Gloucester’s fishing schooners used about 40,000 tons of ice a year in 1876, and when father and son Dick and Scott Memhard acquired Cape Pond Ice Co. more than a century later in 1983, the boats were still using about the same amount.
But now, with the industry in free fall, the company’s fish ice sales have fallen by 90 percent, to 4,000 tons a year. And with far worse times around the corner assured by federal regulators, the Memhards have put the business up for sale.
Scott Memhard cited the decision by NOAA against allowing the industry a second year of relief via interim catch levels as forcing his hand. The first year of interim limits held the reduction in Gulf of Maine cod to only 22 percent but without the same for the 2013 fishing year beginning May 1, landings will be compressed by 77 percent. And with $1 million in debt coming due, Memhard said he has little choice.
Memhard said the asking price is $2 million for the property — a three-story, steel-framed building of 35,000 square feet, on a 34,848-square-foot parcel at the inside corner of the Fort. With 180 feet of boat dockage at Harbor Cove, the site has long been a convenient stop for boats to ice up before heading out.
“The building has great bones, it was built above code in 1947,” he said Tuesday, noting that’s when Gloucester was the world’s pre-eminent fishing port, and had been for about 100 years. “It (the sale) has got to happen quickly; my challenge is to pay my bills.”
Those include $1 million to the U.S. Commerce Department, according to a synopsis of his dire circumstances outlined in a meeting with Sen. Elizabeth Warren and about two dozen representatives of the fishing industry two weeks ago.
Memhard foresaw the decline in the need for fish ice, which was his primary business, and diversified aggressively — aided greatly by the movie, “The Perfect Storm,” which introduced a global mass audience to “the coolest guys around” and offered the Memhards an opening to a lucrative T-shirt and gear market. “Bugsy” Moran, portrayed by the actor John Hawkes, wears a Cape Pond Ice T-shirt throughout the film depicting the ill-fated final trip of the Andrea Gail.
The company also began capitalizing on its reputation for producing the highest quality ice, as the Boston bar scene sought niche advantages. “Drink,” celebrity chef Barbara Lynch’s restaurant on Boston’s Fort Point Channel, let the world know the ice in its cocktails was made by Cape Pond Ice and helped give the enterprise cache.
But the fundamentals of running a fish ice business at a time that fishing was undergoing government driven consolidation — the stated policy of the Obama administration was to see a the removal of “sizable fraction of the fleet” — were stacked against Cape Pond’s holding on.
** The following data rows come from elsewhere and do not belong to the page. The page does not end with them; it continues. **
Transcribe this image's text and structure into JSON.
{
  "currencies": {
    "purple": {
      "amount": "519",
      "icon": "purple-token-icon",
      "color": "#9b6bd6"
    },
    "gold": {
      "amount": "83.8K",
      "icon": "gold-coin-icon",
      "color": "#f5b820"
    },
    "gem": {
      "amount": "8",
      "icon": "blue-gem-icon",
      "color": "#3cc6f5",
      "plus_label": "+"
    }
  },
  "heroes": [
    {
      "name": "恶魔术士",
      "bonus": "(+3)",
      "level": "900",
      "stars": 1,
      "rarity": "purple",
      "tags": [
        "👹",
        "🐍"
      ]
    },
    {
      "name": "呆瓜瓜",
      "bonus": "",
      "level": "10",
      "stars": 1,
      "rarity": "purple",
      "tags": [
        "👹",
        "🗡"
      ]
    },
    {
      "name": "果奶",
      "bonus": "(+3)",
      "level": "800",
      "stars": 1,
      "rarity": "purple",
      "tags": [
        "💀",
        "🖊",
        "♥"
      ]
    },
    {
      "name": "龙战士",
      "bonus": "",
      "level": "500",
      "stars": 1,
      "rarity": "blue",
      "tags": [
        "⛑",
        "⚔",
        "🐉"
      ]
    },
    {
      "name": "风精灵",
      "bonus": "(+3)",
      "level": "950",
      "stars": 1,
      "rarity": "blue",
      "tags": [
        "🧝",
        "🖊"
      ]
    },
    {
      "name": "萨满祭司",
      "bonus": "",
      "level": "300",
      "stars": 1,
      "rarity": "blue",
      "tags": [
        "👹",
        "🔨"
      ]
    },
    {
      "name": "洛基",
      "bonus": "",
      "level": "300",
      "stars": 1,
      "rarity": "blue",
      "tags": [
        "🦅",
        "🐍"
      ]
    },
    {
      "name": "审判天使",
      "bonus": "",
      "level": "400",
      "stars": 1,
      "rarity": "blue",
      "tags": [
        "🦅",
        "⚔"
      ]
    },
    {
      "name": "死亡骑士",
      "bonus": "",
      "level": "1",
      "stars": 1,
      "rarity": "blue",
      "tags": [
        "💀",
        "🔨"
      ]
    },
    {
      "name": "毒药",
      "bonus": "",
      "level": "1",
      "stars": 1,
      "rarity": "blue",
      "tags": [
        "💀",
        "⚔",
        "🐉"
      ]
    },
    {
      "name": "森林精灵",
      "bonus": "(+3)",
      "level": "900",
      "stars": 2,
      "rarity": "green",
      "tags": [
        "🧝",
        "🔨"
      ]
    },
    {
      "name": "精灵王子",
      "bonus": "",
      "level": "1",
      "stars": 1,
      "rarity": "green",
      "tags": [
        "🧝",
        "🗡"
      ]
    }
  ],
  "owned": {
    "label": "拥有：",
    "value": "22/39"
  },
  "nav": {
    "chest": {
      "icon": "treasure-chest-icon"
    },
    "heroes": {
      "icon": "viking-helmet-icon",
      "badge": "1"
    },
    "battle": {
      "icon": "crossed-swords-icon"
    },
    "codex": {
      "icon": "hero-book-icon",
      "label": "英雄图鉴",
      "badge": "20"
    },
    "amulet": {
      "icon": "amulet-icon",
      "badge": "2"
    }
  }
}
If the decline in the demand for fish ice wasn’t bad enough, Scott Memhard said cost became an enormous competitive weight.
The cost of water in Gloucester is 730 percent more than the cost of water in New Bedford, the co-capital of what’s left of the fishing industry, a differential that traces to the recent capital expenses in replacing a century old system of pipes and valves.
”It’s been death by 1,000 cuts,” Memhard said. “We’ve lost most of our inshore fleet (the ‘mosquito’ fleet, he likes to call it) and each of the boats was good for half a ton of ice a day.” We used to run two block tanks, now we’re down to one.”
Memhard also said the non-fish ice, stand-alone business was solid — he has two satellite facilities in Lawrence and Peabody — and he hoped to keep it so that people could continue to buy Cape Pond Ice from liquor stores and freezers in variety stores and supermarkets.and continue to buy and wear the gear made world famous by its placement in “The Perfect Storm.”
”There’s got to be a bright light here,” he said. “The real estate is pulling us down.”
Memhard said he would be interested in becoming a tenant on his current Gloucester property, and said it could easily be converted into a part of the campus for Endicott College which has established a satellite campus to its main campus in Beverly Farms, or perhaps serve as an adjunct restaurant or event venue in the stable of locations being developed by Cruiseport Gloucester’s Sheree DeLorenzo and New Balance owner Jim Davis.
Indeed, the continuation of the fish ice service would ensure the new owner meets the state requirement for marine industrial use that is required of property in the designated port area of the harbor.
DeLorenzo and Davis already operate Cruiseport Gloucester on the Inner Harbor across the channel from the Jodrey State Fish Pier and are in permitting for a 101-room hotel on Commercial Street, not a quarter mile from Cape Pond Ice.
”We’ve reinvented the company two or three times,” Memhard said, underscoring a readiness to do it again — this time without the core mission of serving a fishing fleet that, on the surface, is melting away.